The more still I become, the angrier I feel. I vibrate anger these days. Friends comment on it. Family notices it. It seeps out of me, like a tar, intense and thick.
Shoulder muscles ache as I sit or lie in stillness to “feel” the rage. To try and just experience it and not try to control it or change it or cover it. To just feel it.
It comes in waves, exploding, before settling back into my cells, smoothing out, lying in wait until the next thing comes along to trigger it.
I’ve never experienced anything like this, or rather, been conscious of experiencing anything like this before. And so far, all I’ve found is that I’m really bad at navigating this rage. It comes from someplace so deep, a place that’s been silenced and gated off for what feels like a very long time.
This feels like the theme behind all of it. Two people have used the word ‘resentment’ when describing their witnessing of this rage, saying it seems like I’m resentful.
And that’s how it feels to me too. I feel resentment towards people because of relationships in which I was hurt. And most usually the hurt comes from being abandoned in a situation. Being left to fend for myself, or being taken advantage of. But typing these words out makes me feel icky because it just reeks of victimization. This type of hurt, this resentment feels immature.
Melissa Dinwiddie writes that “…resentment isn’t anger with someone else at all; resentment is anger with oneself, misdirected at someone else through the lens of victimhood.”
So really my anger and resentment is towards myself for intricating myself with people and relationships that are not in alignment with my values; for not being clear with boundaries or respecting my intuition.
Even the abandonment and anger I feel related to my father are, at this point, emotions that I’m choosing to relive through a lens that allows me a foundation from which to build this catalog of abandonments.
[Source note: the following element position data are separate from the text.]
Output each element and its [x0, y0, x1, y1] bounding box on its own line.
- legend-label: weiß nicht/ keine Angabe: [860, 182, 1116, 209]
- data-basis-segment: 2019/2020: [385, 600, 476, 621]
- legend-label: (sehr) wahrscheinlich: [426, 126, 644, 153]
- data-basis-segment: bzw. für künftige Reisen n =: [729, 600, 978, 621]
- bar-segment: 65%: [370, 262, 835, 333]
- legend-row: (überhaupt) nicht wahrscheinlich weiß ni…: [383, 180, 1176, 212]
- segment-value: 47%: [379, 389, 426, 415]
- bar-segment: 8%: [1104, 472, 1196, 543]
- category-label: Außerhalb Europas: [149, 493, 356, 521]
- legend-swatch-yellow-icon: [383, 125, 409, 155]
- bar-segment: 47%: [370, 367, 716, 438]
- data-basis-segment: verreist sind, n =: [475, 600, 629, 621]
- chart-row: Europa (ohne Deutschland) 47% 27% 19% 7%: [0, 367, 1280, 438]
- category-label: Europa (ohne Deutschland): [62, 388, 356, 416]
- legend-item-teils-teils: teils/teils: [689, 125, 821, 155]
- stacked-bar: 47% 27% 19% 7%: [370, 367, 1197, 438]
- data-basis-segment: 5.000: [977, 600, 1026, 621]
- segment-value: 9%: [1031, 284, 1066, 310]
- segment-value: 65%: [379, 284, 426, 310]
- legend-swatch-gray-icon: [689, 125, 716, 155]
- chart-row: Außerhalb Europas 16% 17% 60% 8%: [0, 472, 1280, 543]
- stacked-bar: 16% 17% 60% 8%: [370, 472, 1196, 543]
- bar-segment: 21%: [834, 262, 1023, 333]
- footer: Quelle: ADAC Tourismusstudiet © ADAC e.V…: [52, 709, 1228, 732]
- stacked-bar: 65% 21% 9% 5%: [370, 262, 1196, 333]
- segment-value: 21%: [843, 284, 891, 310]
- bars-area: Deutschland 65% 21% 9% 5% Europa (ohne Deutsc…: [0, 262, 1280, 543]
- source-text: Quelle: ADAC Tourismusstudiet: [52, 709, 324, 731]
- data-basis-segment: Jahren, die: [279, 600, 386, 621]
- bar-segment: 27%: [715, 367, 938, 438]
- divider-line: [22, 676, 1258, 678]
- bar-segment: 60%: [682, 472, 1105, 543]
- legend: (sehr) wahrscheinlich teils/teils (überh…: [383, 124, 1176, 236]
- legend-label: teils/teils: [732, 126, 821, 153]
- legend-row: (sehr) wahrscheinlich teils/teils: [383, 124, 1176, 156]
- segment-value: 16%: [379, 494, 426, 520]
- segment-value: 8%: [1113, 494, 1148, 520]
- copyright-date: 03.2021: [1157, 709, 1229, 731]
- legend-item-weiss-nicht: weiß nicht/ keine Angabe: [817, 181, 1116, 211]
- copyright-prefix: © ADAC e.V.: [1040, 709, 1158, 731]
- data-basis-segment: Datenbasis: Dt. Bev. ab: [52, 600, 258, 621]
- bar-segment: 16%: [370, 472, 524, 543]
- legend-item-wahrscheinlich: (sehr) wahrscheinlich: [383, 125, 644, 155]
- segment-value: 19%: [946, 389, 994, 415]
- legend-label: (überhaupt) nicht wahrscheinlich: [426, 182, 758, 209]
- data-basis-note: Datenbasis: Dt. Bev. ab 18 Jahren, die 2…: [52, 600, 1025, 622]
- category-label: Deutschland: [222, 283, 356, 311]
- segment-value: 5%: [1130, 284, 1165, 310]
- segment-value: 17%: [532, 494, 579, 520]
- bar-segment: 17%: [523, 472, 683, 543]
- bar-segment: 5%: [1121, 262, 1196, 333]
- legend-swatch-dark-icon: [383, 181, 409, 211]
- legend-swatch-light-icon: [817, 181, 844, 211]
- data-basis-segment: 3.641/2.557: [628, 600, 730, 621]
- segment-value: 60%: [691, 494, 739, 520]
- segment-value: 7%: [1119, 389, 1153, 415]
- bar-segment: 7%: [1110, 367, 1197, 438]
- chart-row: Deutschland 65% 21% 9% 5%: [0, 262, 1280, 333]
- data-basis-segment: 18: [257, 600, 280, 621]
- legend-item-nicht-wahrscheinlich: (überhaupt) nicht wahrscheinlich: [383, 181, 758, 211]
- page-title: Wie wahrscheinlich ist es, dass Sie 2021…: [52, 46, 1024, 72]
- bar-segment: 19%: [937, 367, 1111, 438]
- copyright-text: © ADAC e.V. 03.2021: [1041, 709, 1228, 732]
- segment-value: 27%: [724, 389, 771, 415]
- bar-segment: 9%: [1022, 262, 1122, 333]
A catalog that gives me permission to feel resentful and lay claim to the label of victim.
But I don’t want to carry or continue to originate my life’s stories from this catalog anymore. I want to transmute or shed this energetic weight, this layer of resentment and anger that has become steeped into my cellular being.
And most recently, if I hadn’t laid to the wayside any number of clear signs that were there for me to see, I would have never been in the position to be abandoned by a self-absorbed prick.
The responsibility I have to take is that there are a lot of situations in my life where I don’t hold people to the same standards I hold for myself.
And when I don’t pay attention to my intuition or stay cognizant of my boundaries, I end up working with, loving and being friends with people who don’t value or respect the things I hold highest. This isn’t productive at all. Nor is it pleasant.
Because my resentment begins to bleed out all over everything and everyone. I lash out at the people who do bring value to my life in an effort to “test” them. To see how much they can prove that they love me. So that I can be sure of their loyalty to me. To be sure that they won’t ever abandon me.
All of this is obviously lower realm, low consciousness.
The reality is that I ignore blatant signs and negative data from people who very clearly shouldn’t be trusted, and then put my tribe to the test to make up for the shortcomings of the ones who I’ve allowed to wreak havoc on my energetic being.
Intentions moving forward:
∆ Stay clear on my boundaries and values.
∆ Be quick to cut people and relationships out of my life the moment they reveal themselves to not be in alignment with those boundaries and values.
∆ Take responsibility for my participation in relationships and situations that don’t serve the values I claim to hold highest.